Lastly, the book ends up with a review of cultural evolution in humans. In the 1980s Wilson was a pioneer in applying biology to human culturally-transmitted behaviour, writing two books on this topic. Wilson at least understands that culture evolves - and that memes coevolve with genes. However, his older books promoted a pre-memetics perspective, in which everything boiled down to DNA genes. Checking to see if Wilson had moved on 40 years later, I was surprised to find that little had changed. He cited his old work, and trotted out much the same theory that he advocated back in the 1980s. This idea has been totally superseded in the mean time by the application of Darwinian evolutionary theory directly to cultural variation - along the lines pioneered by Richard Dawkins in 1976. Wilson's discussion of this work is confined to one paragraph. He chastises the researchers involved for paying insufficient attention to the interactions between genes and memes - and then launches into a laundry list of such interactions.

This hopeless treatment of cultural evolution might not matter - but this is one of the few books addressing the topic that I regularly see in bookshops. This might be the first exposure to the topic for many. A teaching opportunity has been squandered, because Wilson is stuck back in the 1970s on the topic and has failed to grok most of the more recent literature.

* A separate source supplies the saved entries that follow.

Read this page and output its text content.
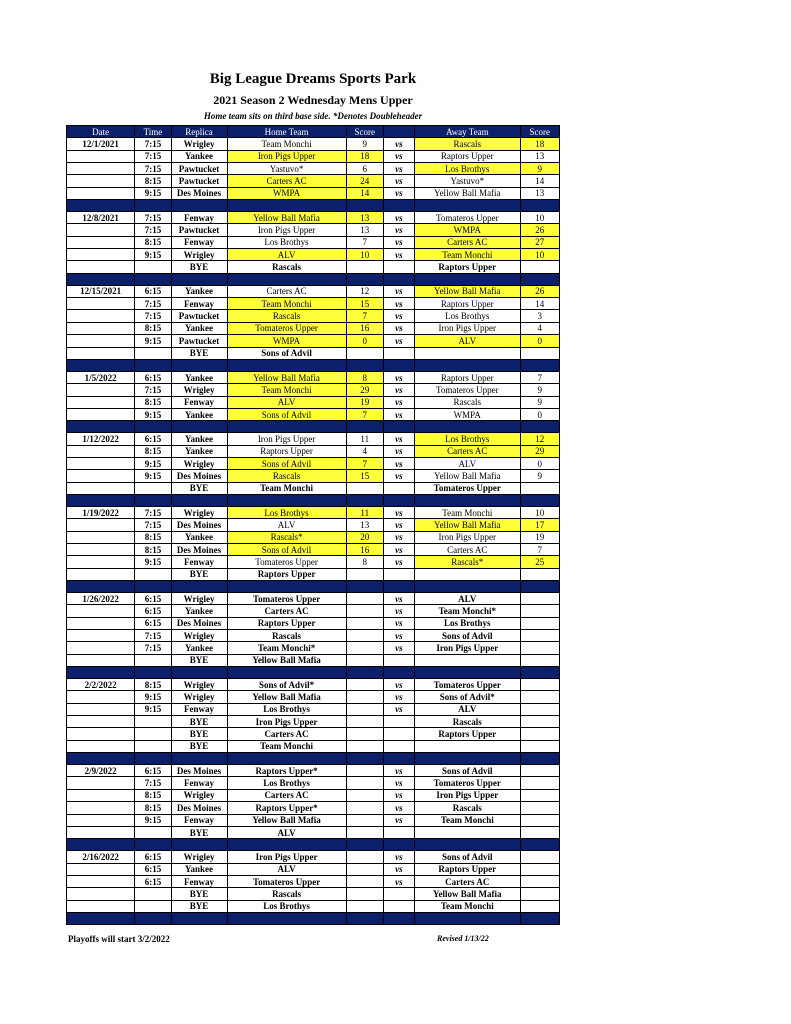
Big League Dreams Sports Park
2021 Season 2 Wednesday Mens Upper
Home team sits on third base side. *Denotes Doubleheader
Date	Time	Replica	Home Team	Score		Away Team	Score
12/1/2021	7:15	Wrigley	Team Monchi	9	vs	Rascals	18
	7:15	Yankee	Iron Pigs Upper	18	vs	Raptors Upper	13
	7:15	Pawtucket	Yastuvo*	6	vs	Los Brothys	9
	8:15	Pawtucket	Carters AC	24	vs	Yastuvo*	14
	9:15	Des Moines	WMPA	14	vs	Yellow Ball Mafia	13

12/8/2021	7:15	Fenway	Yellow Ball Mafia	13	vs	Tomateros Upper	10
	7:15	Pawtucket	Iron Pigs Upper	13	vs	WMPA	26
	8:15	Fenway	Los Brothys	7	vs	Carters AC	27
	9:15	Wrigley	ALV	10	vs	Team Monchi	10
		BYE	Rascals			Raptors Upper	

12/15/2021	6:15	Yankee	Carters AC	12	vs	Yellow Ball Mafia	26
	7:15	Fenway	Team Monchi	15	vs	Raptors Upper	14
	7:15	Pawtucket	Rascals	7	vs	Los Brothys	3
	8:15	Yankee	Tomateros Upper	16	vs	Iron Pigs Upper	4
	9:15	Pawtucket	WMPA	0	vs	ALV	0
		BYE	Sons of Advil				

1/5/2022	6:15	Yankee	Yellow Ball Mafia	8	vs	Raptors Upper	7
	7:15	Wrigley	Team Monchi	29	vs	Tomateros Upper	9
	8:15	Fenway	ALV	19	vs	Rascals	9
	9:15	Yankee	Sons of Advil	7	vs	WMPA	0

1/12/2022	6:15	Yankee	Iron Pigs Upper	11	vs	Los Brothys	12
	8:15	Yankee	Raptors Upper	4	vs	Carters AC	29
	9:15	Wrigley	Sons of Advil	7	vs	ALV	0
	9:15	Des Moines	Rascals	15	vs	Yellow Ball Mafia	9
		BYE	Team Monchi			Tomateros Upper	

1/19/2022	7:15	Wrigley	Los Brothys	11	vs	Team Monchi	10
	7:15	Des Moines	ALV	13	vs	Yellow Ball Mafia	17
	8:15	Yankee	Rascals*	20	vs	Iron Pigs Upper	19
	8:15	Des Moines	Sons of Advil	16	vs	Carters AC	7
	9:15	Fenway	Tomateros Upper	8	vs	Rascals*	25
		BYE	Raptors Upper				

1/26/2022	6:15	Wrigley	Tomateros Upper		vs	ALV	
	6:15	Yankee	Carters AC		vs	Team Monchi*	
	6:15	Des Moines	Raptors Upper		vs	Los Brothys	
	7:15	Wrigley	Rascals		vs	Sons of Advil	
	7:15	Yankee	Team Monchi*		vs	Iron Pigs Upper	
		BYE	Yellow Ball Mafia				

2/2/2022	8:15	Wrigley	Sons of Advil*		vs	Tomateros Upper	
	9:15	Wrigley	Yellow Ball Mafia		vs	Sons of Advil*	
	9:15	Fenway	Los Brothys		vs	ALV	
		BYE	Iron Pigs Upper			Rascals	
		BYE	Carters AC			Raptors Upper	
		BYE	Team Monchi				

2/9/2022	6:15	Des Moines	Raptors Upper*		vs	Sons of Advil	
	7:15	Fenway	Los Brothys		vs	Tomateros Upper	
	8:15	Wrigley	Carters AC		vs	Iron Pigs Upper	
	8:15	Des Moines	Raptors Upper*		vs	Rascals	
	9:15	Fenway	Yellow Ball Mafia		vs	Team Monchi	
		BYE	ALV				

2/16/2022	6:15	Wrigley	Iron Pigs Upper		vs	Sons of Advil	
	6:15	Yankee	ALV		vs	Raptors Upper	
	6:15	Fenway	Tomateros Upper		vs	Carters AC	
		BYE	Rascals			Yellow Ball Mafia	
		BYE	Los Brothys			Team Monchi	

Playoffs will start 3/2/2022	Revised 1/13/22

In the book, Wilson expands on his old claim that genes keep memes on a leash by presenting an argument against the possibility of a memetic takeover. He says:

I am further inclined to discount the widespread belief that robotic intelligence will overtake and potentially replace human intelligence.

What are Wilson's reasons? He goes on to give them, saying:

To advance from robot to human would be a task of immense technological difficulty. But why should we even wish to try? Even after our machines far exceed our outer mental capacities, they will not have anything resembling human minds. In any case, we do not need such robots, and we will not want them. The biological human mind is our province.

Wilson's objection seems simple-minded to me. He gives me no reason to think that he knows much about machine intelligence or futurism. He's just a famous biologist speculating on something about which he knows little. The idea that people will lack motivation to build superhuman intelligent machines just seems daft to me. The motivation is obvious.

So: this is not a good book. It is quite readable, but it's full of outdated or wrong science. Readers should be warned that, while Wilson speaks authoritatively, he doesn't really know what he's talking about in many places.